Talma gave him a sidelong glance. “What about Chen-Mai?”

“He should have no idea we’re here. We’re early for the rendezvous. He won’t even begin to look until he’s ready to leave the planet’s surface.”

“Yes, we do want to keep that nice element of surprise.”

Vaavek arched his left eyebrow (a feat Talma never could master, though all Vulcans seemed capable of it from birth). “I doubt Chen-Mai will share your enthusiasm.”

“Likely not,” Talma said, pulling her features into a look of mock regret. “Well, he won’t live long enough to worry much about it.”

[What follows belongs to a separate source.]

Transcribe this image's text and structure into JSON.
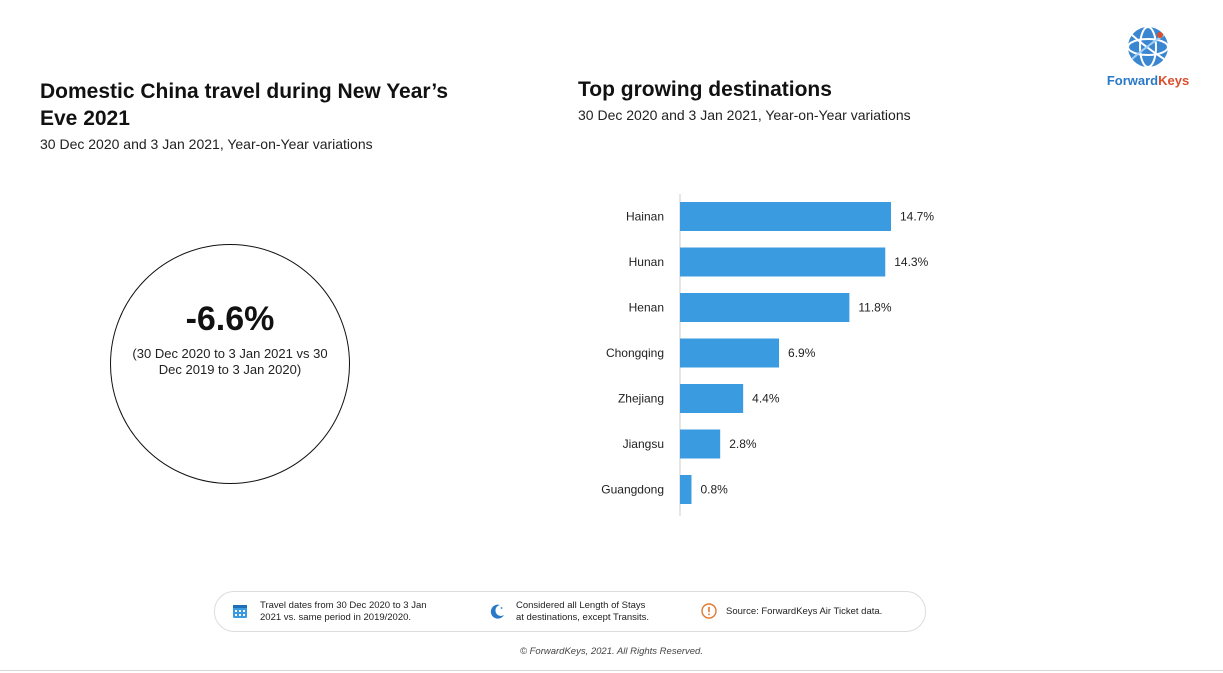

Chen-Mai had been the perfect choice for her scheme. The man had been in Mahfouz Qadir’s employ for the last seven years, and he’d never once been suspected of skimming. Talma knew. She’d been the one to bring him into the Qatala network. For her glowing reports to the Qatala, Chen-Mai always paid her extremely well and Talma adjusted the take she reported to Qadir accordingly. A beneficial arrangement: collateral built up against the day when Talma made her move. Today, she had decided, was as good a day as any. She had no intention of parting with whatever Chen-Mai and company had found, whether that was specs for a portal, or lots and lots of treasure. (Jevonite didn’t exactly grow on trees.) Likewise, she had no intention of letting Chen-Mai—and whomever he’d been careless enough to leave alive—get a day older.

And that,though he didn’t know it, included Vaavek. Sivek. Whatever.

“Well,” she said, her tone bright and cheery, “then let’s get on with it, shall we?”